Michael DeBakey: At that time, we were involved in the study of cancer of the lungs. And on the basis of our studies, we became convinced that there was a linkage with tobacco smoking. We didn’t know exactly what it was, all we knew was that statistically there was a linkage. Even today we don’t know. We aren’t sure of the exact reason, but there is a great deal more work that has been done to confirm the fact that there is a very definite linkage between smoking and cancer of the lung.
You saw this issue more than 50 years ago. Did anybody listen?
Michael DeBakey: Not at that time. No. We were pooh-poohed. It was an epidemiological, statistical study, and many scientists don’t like to use that, don’t like to accept that. Especially if they are smoking, you know? And as you go back to that period, people were smoking a lot; a lot of people were smoking, even our people. And after World War II, even more, when all of the soldiers came back. You know, during the war they were getting Lucky Strikes and Camel cigarettes free. So a lot of them took it on because they saw the advertisements.
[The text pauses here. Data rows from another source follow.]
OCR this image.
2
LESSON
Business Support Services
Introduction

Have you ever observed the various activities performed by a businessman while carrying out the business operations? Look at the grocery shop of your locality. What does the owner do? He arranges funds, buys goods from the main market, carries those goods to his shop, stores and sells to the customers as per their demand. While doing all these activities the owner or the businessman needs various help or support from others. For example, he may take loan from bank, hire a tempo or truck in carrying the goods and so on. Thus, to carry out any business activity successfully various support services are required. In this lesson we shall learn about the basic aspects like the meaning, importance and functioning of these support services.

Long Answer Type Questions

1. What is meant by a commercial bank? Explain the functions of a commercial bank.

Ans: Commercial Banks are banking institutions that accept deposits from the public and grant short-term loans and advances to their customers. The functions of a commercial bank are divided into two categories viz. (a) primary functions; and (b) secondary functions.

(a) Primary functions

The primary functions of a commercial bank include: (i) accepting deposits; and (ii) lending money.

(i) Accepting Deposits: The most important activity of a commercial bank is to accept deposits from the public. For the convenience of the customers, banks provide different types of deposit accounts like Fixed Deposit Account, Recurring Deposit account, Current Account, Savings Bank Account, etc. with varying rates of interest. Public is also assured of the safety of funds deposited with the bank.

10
So, there is no question that it’s bad for you. We know a lot more about it now. It’s bad for you in terms of not only cancer of the lungs, but other conditions like asthma, emphysema, and heart disease.
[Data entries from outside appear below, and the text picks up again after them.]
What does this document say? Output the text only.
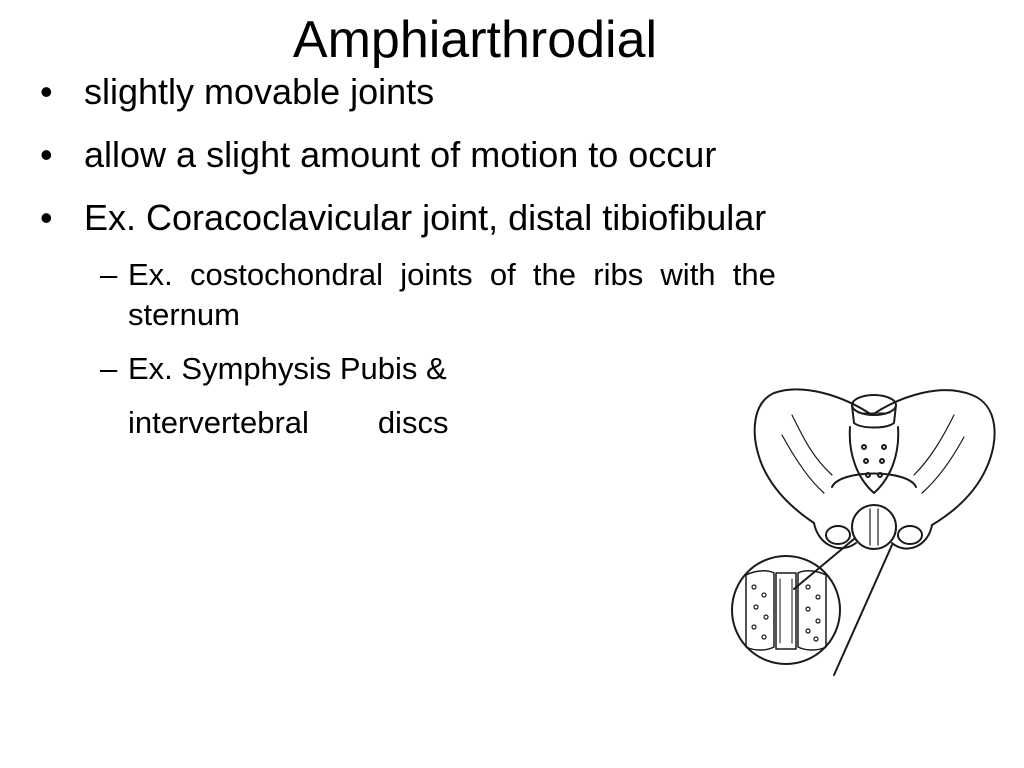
Amphiarthrodial
• slightly movable joints
• allow a slight amount of motion to occur
• Ex. Coracoclavicular joint, distal tibiofibular
– Ex.  costochondral  joints  of  the  ribs  with  the
sternum
– Ex. Symphysis Pubis &
intervertebral        discs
What took so long? Why was public awareness so slow in coming?
Michael DeBakey: Well, you’ve got to remember that there wasn’t a very strong movement; in other words, just a few of us sort of howling in the jungle, so to speak. And very few people paid any attention to it. And you’ve got to remember that the gap between smoking and the ultimate result may be 20 years, 30 years. See? So, at the moment, they don’t see anything harmful. That was much later. And that’s very difficult to appreciate by most people. People living today, they are not thinking about what’s going to happen to them tomorrow or next week.
More recently, you’ve addressed the issue of cholesterol and heart disease.
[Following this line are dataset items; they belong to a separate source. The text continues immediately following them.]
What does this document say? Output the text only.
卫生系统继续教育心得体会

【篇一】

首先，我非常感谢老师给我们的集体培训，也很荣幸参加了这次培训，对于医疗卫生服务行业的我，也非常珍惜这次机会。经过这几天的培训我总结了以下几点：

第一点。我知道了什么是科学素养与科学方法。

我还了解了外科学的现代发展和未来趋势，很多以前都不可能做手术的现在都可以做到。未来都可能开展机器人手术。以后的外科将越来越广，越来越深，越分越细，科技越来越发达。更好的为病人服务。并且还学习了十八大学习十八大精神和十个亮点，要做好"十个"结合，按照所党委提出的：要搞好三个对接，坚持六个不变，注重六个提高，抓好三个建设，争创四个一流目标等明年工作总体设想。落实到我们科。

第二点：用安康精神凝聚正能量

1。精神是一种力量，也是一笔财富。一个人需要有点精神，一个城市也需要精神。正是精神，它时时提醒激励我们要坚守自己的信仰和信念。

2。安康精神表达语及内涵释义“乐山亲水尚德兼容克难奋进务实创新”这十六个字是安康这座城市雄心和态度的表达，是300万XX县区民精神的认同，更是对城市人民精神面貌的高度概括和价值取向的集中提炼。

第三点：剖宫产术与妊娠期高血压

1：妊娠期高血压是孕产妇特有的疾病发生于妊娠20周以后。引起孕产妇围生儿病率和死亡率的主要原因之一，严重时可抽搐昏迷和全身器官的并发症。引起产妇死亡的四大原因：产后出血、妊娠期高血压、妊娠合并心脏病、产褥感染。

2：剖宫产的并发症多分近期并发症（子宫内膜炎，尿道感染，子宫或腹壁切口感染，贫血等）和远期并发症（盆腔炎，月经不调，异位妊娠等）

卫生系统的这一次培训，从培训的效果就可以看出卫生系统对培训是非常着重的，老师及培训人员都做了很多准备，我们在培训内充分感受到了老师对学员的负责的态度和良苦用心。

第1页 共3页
Michael DeBakey: There is no question that, again, you see, there is a linkage statistically between high cholesterol and heart disease. There is no question about that. If you took 100 people with high cholesterol, and 100 without high cholesterol, normal cholesterol, there would be more of the group with high cholesterol that would develop heart disease than those who didn’t have it. But at the same time, there is a substantial number of those who have normal cholesterol who are going to develop heart disease. So it’s not a guarantee against developing heart disease. It is a way of reducing the risk, but not completely guaranteeing against its occurrence. In fact, something on the order of a third of the patients with coronary bypass that we do have perfectly normal cholesterol.
Why is something like that so controversial?
Michael DeBakey: Well, that’s one reason why it’s controversial, you see. Because you can’t explain it, all of it, on the basis of cholesterol. But those who are working in the cholesterol field feel strongly about it, and they are recommending that everybody reduce their cholesterol level, you see. But there is no good, no good evidence that if you reduce your cholesterol level to below two hundred that you are going to be protected completely, and guaranteed against having a heart attack. So there is a certain amount of controversy, because the evidence is not absolute.